Un "trust". Un atto firmato dal maestro Luciano Pavarotti, poche settimane prima di morire. Un atto che esclude una fetta del patrimonio dall´eredità. E che rischia di scatenare una lite nella famiglia allargata del tenore. A colpi di carta bollata. Da una parte Nicoletta Mantovani: la seconda moglie, erede universale nel testamento principale e unica beneficiaria proprio di quel "trust".
Perfezionato, nei giorni più difficili della malattia. Dall´altra, le tre figlie del precedente matrimonio con Adua Veroni: Lorenza, Cristina e Giuliana. Ereditiere sì, ma di un ottavo ciascuno di un patrimonio, che, giorno dopo giorno, continua a perdere pezzi. Di certo c´è, che l´ultimo testamento di Luciano Pavarotti, quello pesarese, non è solo un atto tecnico. E non è l´ultimo atto. È molto di più.

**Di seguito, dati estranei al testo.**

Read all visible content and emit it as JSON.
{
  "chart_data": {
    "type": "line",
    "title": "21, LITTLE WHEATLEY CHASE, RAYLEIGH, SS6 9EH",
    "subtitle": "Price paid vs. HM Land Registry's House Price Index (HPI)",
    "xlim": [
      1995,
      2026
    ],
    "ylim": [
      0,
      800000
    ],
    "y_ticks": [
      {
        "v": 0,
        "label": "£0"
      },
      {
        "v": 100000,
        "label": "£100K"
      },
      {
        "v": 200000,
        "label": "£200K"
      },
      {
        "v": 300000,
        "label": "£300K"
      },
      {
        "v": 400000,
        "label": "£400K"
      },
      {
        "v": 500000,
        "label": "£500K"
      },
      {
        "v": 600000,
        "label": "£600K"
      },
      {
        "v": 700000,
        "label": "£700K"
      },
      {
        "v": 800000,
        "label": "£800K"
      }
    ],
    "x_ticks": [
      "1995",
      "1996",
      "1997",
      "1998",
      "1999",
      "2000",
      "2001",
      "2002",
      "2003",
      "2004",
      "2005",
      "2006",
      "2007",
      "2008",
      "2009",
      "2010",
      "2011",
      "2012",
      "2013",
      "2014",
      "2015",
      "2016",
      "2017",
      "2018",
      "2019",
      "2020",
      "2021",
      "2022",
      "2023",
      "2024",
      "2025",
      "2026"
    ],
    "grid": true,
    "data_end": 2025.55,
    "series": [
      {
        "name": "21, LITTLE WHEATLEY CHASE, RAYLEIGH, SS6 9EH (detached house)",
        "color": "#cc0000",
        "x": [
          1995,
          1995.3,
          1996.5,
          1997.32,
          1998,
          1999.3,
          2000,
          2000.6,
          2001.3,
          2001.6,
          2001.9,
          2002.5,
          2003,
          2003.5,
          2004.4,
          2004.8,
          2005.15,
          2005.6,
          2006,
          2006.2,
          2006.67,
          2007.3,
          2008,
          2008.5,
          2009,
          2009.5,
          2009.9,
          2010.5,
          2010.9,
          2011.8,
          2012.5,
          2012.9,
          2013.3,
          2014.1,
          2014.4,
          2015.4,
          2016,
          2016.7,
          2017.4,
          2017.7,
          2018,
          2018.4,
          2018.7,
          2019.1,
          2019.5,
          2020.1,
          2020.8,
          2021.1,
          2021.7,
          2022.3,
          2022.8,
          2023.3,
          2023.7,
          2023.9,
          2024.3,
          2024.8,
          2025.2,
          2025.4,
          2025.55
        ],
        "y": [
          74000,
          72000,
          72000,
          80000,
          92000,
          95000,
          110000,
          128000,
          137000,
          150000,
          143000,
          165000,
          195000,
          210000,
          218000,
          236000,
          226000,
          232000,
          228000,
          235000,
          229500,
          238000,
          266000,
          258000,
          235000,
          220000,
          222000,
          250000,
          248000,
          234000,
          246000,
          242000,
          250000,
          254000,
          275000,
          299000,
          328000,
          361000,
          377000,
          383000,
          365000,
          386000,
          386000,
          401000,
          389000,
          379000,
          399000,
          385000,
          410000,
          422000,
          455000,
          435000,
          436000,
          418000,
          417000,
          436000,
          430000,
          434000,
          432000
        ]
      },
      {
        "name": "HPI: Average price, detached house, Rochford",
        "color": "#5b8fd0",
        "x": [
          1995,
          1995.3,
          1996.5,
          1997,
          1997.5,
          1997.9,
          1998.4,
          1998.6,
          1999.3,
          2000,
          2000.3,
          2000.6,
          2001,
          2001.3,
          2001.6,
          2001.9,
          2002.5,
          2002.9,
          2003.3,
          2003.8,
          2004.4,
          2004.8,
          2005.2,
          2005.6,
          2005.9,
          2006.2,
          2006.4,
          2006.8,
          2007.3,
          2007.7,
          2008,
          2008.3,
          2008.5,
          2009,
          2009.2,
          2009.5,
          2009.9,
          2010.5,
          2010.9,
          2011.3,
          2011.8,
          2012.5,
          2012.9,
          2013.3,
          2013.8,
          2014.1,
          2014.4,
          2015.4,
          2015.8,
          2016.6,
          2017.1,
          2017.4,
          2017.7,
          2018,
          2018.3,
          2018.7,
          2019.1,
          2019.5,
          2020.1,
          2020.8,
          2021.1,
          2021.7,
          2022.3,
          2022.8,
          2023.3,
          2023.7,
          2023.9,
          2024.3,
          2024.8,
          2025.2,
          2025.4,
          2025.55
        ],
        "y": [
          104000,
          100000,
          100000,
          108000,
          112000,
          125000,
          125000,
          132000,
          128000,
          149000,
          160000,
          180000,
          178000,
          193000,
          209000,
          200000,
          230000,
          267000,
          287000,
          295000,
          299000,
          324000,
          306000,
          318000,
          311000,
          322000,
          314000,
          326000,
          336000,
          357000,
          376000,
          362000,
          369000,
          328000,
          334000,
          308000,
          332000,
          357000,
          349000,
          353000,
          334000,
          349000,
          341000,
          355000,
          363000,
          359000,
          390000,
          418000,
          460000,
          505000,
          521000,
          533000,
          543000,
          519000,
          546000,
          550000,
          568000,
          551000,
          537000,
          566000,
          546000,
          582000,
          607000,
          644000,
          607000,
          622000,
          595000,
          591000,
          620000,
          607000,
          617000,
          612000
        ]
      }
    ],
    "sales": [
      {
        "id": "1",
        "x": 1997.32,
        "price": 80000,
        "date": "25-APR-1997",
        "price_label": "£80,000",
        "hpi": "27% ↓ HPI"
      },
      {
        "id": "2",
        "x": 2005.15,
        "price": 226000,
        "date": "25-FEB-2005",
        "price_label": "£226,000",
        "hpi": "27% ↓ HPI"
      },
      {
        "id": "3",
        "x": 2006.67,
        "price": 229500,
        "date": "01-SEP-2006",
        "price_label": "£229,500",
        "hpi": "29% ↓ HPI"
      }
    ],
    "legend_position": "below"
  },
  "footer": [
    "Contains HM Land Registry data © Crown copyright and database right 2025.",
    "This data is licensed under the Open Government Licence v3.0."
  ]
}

Svela l´esistenza di un altro documento importante. Quello che disciplina uno dei principali beni accumulati negli anni dal tenore, il patrimonio americano. Un piccolo tesoro, con dentro tre appartamenti (di cui due mini) a New York, a Central Park, del valore complessivo di circa 10 milioni di euro, e altri beni mobili, tra cui una collezione d´opere d´arte inestimabile: quadri di Henri Matisse. E non solo, a quanto pare.
Dal testamento aperto ieri, presso lo studio di Gabicce del notaio Luciano Buonanno, su richiesta dell´avvocato Giorgio Bernini, legale rappresentante della Mantovani, si è scoperto, che questo tesoro americano è stato blindato. Non entrerà a far parte dei beni da dividere con l´eredità.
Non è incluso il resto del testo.